The documentation looks pretty good, even if there are some misleading paragraphs:
notequal Not equal to. (i.e. request value != condition value). Note, this operator only work with numeric rule types.and I've been able to set it up in a couple of minutes.
The next task was to create a redirecting rule for the case when a specific attribute is not present on the session or request. And the adventure started [smile/].
First of all, I haven't been able to see any good logs, and only after digging into the source code and setting the
logLevel
init-param to LOG4J
in the web.xml
:
<init-param> <param-name>logLevel</param-name> <param-value>LOG4J</param-value> </init-param>I got the level of detail I needed.

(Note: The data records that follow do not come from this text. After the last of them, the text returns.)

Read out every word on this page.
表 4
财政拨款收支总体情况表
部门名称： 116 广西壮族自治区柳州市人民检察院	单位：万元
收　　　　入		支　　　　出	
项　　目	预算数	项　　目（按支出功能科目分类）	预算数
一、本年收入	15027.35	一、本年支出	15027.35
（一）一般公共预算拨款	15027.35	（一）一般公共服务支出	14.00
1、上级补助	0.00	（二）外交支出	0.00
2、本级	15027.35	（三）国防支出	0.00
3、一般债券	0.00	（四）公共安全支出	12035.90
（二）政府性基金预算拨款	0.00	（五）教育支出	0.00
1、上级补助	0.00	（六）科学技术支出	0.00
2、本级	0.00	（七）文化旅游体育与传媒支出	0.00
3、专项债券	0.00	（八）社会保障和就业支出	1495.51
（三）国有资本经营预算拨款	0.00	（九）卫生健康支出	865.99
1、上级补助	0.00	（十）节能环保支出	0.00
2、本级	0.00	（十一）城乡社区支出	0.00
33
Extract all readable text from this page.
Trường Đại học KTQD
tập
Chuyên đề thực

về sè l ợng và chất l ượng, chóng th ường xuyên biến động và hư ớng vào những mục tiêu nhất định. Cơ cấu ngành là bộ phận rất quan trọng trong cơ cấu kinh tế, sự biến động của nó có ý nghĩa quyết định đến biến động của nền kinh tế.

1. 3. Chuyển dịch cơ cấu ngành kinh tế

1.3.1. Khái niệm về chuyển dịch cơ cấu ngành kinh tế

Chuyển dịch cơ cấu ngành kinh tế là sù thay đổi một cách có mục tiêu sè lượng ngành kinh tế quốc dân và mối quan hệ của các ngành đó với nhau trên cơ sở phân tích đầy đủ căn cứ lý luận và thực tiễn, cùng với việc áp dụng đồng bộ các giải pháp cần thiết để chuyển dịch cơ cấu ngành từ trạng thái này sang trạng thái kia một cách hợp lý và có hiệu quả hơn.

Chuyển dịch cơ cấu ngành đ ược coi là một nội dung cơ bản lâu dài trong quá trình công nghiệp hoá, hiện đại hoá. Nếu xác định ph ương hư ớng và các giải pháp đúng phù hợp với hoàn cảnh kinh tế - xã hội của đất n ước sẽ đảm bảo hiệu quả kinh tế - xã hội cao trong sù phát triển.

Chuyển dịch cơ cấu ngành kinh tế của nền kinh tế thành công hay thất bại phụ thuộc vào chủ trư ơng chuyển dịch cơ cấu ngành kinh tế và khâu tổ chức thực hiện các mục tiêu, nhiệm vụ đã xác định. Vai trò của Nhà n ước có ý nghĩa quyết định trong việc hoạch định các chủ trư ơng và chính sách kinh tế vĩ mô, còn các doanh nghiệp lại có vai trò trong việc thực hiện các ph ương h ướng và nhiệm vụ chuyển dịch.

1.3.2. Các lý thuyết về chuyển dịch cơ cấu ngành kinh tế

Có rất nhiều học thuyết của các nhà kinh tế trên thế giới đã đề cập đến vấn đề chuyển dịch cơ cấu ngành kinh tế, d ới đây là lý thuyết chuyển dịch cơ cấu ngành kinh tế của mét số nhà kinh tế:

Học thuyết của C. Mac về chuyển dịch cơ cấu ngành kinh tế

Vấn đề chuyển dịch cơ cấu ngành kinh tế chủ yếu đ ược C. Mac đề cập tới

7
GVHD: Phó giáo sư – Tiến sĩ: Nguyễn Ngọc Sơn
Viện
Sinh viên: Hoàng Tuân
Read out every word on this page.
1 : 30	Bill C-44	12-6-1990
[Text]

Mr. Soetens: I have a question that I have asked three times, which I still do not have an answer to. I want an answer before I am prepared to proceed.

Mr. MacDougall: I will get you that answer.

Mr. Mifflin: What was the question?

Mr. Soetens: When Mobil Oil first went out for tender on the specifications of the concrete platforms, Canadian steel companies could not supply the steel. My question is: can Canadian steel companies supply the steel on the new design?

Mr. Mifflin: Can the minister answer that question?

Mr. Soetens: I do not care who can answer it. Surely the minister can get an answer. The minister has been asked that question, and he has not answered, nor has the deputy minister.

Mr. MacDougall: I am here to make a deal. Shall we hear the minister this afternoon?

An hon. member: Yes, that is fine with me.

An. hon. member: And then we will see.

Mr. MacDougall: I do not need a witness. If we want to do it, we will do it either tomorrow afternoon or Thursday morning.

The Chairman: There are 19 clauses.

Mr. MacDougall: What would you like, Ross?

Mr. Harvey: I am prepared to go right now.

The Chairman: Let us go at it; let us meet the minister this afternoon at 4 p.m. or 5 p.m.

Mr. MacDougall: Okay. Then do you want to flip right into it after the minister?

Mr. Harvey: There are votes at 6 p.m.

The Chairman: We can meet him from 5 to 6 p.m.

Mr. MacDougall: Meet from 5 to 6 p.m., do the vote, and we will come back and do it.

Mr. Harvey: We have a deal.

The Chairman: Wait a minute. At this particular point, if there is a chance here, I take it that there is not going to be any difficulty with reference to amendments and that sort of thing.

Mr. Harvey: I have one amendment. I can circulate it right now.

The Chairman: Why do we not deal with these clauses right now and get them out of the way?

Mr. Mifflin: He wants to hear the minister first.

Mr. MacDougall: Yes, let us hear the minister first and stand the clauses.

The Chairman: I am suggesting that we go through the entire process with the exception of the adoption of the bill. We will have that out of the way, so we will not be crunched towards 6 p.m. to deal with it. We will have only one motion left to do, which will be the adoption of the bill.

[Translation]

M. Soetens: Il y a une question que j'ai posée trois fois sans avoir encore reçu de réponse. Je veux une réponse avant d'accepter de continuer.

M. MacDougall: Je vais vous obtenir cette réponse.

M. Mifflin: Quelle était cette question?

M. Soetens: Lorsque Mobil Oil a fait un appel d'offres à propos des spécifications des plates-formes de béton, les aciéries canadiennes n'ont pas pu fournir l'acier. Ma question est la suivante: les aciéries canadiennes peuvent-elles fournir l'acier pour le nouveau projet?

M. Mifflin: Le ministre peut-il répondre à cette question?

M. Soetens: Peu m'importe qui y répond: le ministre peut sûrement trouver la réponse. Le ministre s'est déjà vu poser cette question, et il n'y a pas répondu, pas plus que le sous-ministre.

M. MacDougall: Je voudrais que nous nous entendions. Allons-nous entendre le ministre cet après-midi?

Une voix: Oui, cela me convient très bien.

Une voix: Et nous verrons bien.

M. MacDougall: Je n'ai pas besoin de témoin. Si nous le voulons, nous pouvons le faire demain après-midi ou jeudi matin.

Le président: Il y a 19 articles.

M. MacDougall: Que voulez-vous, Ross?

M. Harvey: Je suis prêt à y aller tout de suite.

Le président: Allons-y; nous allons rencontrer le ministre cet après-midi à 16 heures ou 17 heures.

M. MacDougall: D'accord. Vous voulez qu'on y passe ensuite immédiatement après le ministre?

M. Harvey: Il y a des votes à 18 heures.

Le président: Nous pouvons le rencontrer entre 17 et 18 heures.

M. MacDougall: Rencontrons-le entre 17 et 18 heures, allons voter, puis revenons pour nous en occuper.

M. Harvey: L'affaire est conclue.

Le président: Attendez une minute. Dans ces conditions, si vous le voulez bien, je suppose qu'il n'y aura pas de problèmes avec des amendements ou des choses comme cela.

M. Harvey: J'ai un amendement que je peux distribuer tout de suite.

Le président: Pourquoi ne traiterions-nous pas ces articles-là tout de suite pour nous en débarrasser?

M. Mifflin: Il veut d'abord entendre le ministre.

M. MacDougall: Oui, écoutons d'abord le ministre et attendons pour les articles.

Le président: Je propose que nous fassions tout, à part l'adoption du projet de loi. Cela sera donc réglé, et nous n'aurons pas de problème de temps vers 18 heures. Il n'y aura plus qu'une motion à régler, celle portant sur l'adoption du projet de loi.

Now, the paragraph about conditions lists the possibility to use the
attribute
and the session-attribute
inside conditions, so I set up the following one:
<condition type="session-attribute" name="myAttribute" operator="equal" next="and">???</condition>with a big question in my head: how can I specify a null value?. Looking through the logs firstly, and than through the source code I have discovered that if the attribute is not present than the value considered inside the matching rule with be the "" (empty string). But, leaving the condition empty lead to a
null
matcher. It took me a while, to solve it, but here it is:
<condition type="session-attribute" name="myAttribute" operator="equal" next="and">^$</condition>the trick being the condition value: ^$ (something that matches only empty values).
I am not sure this is the correct way to set this rule, nor if it is the recommended way, but it was the single way I had UrlRewriteFilter behaving like I've expected.